On Saturday, Benjamin Hollway, a 16 year old front-end developer, wrote a post about his recent experiences attending industry events. He’s been coding since he was eight, and earlier this year he was shortlisted for Netmag’s Emerging Talent category. Yet none of the people in this category are able to participate fully in the sort of activities most of us take for granted.
Last week, Benjamin attended an event I spoke at in London. He’d saved up to buy a ticket and travel up to the conference, and after the event he followed everyone to the after party to chat about the conference and meet some of the speakers. Everyone was allowed in, but he was turned away at the door and had to head back home early.
This isn’t the first time he’s experienced this, and I remember far too well the same happening to me as well. Four years ago, I wrote about some of the difficulties I’d experienced as a young developer when it came to attending events. A lot of the meetups I wanted to go to were held in bars, and if there was someone checking IDs at the door, I couldn’t go.
After parties are a really important part of a conference. They’re where we get to network, ask speakers questions about the talk they’ve just given, and generally have a good time meeting like-minded people. But so many of these after parties, and even events, are held in pubs and bars, meaning they’re completely off-limits to young people.
I feel lucky that I live in a country where I could access most events when I turned 18 (although I have been prevented from going into others that are held in 21-or-over bars). In other countries, I wouldn’t be able to attend some events until I was 21.

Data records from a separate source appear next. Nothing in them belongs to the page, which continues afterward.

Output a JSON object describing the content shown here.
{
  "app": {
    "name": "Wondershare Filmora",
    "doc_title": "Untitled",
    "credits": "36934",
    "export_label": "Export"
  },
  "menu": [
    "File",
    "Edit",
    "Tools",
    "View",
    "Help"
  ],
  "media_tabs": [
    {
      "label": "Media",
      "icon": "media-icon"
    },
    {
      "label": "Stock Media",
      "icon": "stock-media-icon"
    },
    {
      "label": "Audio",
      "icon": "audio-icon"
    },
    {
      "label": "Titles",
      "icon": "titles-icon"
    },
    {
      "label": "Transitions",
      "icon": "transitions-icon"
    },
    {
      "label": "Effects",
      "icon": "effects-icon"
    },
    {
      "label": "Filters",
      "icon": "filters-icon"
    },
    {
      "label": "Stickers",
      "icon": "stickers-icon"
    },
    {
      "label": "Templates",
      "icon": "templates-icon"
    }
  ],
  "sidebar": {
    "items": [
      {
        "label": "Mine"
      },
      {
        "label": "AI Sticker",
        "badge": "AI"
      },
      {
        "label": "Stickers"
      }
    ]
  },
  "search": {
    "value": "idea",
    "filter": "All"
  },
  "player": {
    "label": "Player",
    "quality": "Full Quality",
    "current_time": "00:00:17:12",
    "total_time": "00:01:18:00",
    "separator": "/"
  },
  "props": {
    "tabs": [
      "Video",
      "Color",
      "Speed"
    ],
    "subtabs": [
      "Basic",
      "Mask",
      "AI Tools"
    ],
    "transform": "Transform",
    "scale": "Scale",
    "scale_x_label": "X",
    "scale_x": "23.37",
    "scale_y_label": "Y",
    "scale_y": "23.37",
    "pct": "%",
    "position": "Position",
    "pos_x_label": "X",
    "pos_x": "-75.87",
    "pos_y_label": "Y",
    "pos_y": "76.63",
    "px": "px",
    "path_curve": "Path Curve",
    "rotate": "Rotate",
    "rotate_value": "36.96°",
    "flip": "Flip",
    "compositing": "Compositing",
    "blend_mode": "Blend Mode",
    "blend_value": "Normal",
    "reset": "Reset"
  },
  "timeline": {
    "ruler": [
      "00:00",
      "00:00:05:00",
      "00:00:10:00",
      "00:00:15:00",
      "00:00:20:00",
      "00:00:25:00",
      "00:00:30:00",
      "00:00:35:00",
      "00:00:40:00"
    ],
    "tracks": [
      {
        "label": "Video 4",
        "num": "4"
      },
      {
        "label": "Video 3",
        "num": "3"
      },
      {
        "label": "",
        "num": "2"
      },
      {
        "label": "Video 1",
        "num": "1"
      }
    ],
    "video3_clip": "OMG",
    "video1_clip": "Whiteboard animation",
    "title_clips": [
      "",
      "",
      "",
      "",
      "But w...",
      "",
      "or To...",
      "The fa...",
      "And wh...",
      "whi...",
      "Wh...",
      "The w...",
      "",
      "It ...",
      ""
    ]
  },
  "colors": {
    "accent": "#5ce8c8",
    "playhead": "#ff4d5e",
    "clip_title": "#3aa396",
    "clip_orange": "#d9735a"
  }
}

@anna_debenham Agreed. There's nothing worse than being rejected for what constitutes the person you are and you have no control of.— Anne-Gaelle Colom (@agcolom) September 27, 2014
I know a lot of amazingly smart designers and developers who are under 18, and many of them are physically prevented from attending an industry event or after party after traveling all the way up and forking out often hundreds of pounds out of their own pocket to attend. The more young people we encourage to join the fold, the more we are excluding from these events.
.@anna_debenham Couldn't agree more with your 2010 blog post. Had to leave tech events a few times before I was 18 :(— Jordan Hatch (@1jh) September 27, 2014
Holding events in age-restricted venues doesn’t just exclude those under 21. It also turns away people who don’t drink for medical and personal reasons, or because of their faith, such as Muslims. They can’t simply wait until they get older before they can attend, some of people will never be able to attend.
If you’re an event or meetup organizer, please don’t exclude young designers and developers by holding your event in age-restricted venues. When London Web Standards realized that young developers who wanted to go couldn’t attend, they switched to holding their events in offices, making them accessible to both young people and people who would be excluded because of their faith, or for other reasons. They were delighted when young developers started to turn up to their events.
There are a lot more creative things to do around an event that don’t involve hanging around at a noisy bar, which is something Rachel Andrew wrote about last year:
Finally, how about taking Benjamin’s suggestion and asking young people to speak at your event? They have a huge amount to offer, and will help suggest ways to make your event more open, not just to those under 18, but also to groups of people you may not have even considered.
@anna_debenham there also seems to be a valuable crossover between avoiding age restricted locations and creating safe spaces. Win-win?— Matthew Wheeler (@Matt_Wheel) September 27, 2014
Oh, and if your event is open to young people, please add it to the Lanyrd list I’ve created for events open to those under 21 so that others can find it.